I was beginning to resign myself to my running life turning into a feeling-less Prozac-esque haze until, I could start training for my next big race, but luckily the answer hit me on my way to Umstead on Sunday . . .Trails! I should run trails! I love running trails. Trails were where my passion for running was born and that is where I knew that I would find it again. So, instead of heading to the airport entrance to Umstead, I pulled my car in the the main parking lot where several trail heads are located and hit the old Company Mill Trail.

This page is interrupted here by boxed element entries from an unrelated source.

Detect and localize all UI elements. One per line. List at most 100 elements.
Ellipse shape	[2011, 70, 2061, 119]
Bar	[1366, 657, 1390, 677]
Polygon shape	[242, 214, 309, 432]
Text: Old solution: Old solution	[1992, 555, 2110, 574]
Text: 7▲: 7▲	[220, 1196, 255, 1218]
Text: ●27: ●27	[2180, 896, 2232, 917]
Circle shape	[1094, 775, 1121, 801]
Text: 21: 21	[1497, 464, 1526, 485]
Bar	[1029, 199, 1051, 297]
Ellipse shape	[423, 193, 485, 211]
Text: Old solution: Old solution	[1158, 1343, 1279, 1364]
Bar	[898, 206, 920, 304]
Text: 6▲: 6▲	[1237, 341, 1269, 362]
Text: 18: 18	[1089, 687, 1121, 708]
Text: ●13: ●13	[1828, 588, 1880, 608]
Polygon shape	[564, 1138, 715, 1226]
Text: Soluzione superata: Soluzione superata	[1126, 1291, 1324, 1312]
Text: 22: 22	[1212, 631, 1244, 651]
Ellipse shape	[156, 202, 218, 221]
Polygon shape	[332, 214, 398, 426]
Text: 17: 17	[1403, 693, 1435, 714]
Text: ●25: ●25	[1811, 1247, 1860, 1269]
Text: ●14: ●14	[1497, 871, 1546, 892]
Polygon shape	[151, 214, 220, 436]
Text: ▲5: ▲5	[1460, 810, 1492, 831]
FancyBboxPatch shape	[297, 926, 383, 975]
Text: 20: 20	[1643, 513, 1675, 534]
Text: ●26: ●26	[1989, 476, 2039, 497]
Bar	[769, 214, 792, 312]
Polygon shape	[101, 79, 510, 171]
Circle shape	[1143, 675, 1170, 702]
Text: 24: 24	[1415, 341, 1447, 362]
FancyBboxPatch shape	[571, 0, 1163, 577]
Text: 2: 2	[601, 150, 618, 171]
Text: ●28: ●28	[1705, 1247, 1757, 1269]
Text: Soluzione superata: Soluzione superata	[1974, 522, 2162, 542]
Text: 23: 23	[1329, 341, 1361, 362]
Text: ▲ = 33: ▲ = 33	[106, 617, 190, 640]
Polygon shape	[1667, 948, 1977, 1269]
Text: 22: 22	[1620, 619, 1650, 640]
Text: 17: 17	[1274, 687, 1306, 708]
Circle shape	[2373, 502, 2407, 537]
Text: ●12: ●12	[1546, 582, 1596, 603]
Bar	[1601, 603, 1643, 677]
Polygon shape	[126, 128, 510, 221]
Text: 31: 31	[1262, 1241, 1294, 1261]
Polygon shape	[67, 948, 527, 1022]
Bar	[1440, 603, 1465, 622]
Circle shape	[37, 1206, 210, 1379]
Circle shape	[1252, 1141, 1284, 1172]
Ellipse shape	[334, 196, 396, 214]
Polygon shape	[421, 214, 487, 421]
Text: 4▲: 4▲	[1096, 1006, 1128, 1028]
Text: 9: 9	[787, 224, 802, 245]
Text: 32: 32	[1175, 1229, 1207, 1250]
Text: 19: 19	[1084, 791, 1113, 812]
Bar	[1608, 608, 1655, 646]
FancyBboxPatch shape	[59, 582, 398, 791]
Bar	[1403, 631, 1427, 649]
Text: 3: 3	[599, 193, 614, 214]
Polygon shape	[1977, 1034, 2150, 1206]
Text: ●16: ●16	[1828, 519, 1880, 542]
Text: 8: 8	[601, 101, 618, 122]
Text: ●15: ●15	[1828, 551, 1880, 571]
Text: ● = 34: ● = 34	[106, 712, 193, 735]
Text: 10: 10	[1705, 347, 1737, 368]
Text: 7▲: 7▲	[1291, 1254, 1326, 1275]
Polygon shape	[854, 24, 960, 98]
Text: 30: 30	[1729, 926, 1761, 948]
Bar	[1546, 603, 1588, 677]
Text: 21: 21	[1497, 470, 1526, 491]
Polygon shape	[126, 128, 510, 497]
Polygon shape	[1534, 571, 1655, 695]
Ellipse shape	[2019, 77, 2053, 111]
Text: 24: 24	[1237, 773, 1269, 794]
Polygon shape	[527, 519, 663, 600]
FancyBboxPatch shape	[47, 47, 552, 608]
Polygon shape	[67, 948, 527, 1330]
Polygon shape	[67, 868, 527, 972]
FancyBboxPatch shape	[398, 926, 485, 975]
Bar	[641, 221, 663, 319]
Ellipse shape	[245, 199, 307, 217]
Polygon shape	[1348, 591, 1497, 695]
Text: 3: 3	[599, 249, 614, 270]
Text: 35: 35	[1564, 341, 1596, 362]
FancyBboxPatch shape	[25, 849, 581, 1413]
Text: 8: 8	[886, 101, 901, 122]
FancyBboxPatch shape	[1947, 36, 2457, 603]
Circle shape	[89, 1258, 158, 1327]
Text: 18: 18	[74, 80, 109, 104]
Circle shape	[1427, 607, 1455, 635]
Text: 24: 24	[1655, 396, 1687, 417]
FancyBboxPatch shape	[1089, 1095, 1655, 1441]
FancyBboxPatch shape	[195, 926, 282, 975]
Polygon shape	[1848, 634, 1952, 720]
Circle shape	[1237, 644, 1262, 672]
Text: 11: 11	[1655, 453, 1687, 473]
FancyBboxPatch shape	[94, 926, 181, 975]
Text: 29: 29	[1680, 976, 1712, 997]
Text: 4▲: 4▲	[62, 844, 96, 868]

Hello Spark! I was in love again. I could see vivid color and the
Existential nihilism that was threatening to take over my running was gone! I kicked Sartre in the teeth as I ran along side of a rain swollen stream, I chucked Camus into oblivion as I hurdled a fallen tree that blocked the path. Halfway though my run I felt like scream that I wasn't going to wear their stinking beret because I got my spark back and the fire was burning bright! Trails were my answer. I hadn't been running trails because I was afraid of getting injured before a race. But, with no major races upcoming, trails were once again an option. I love the level of concentrations that running trails require. I need to focus on the ground in front of me that it was easy to ignore the whispers, shouts, and cries of all the long dead French philosophers questioning my reason for running. The trails were my salvation, and I just enjoyed my run with a peace that has been lacking for the last few months.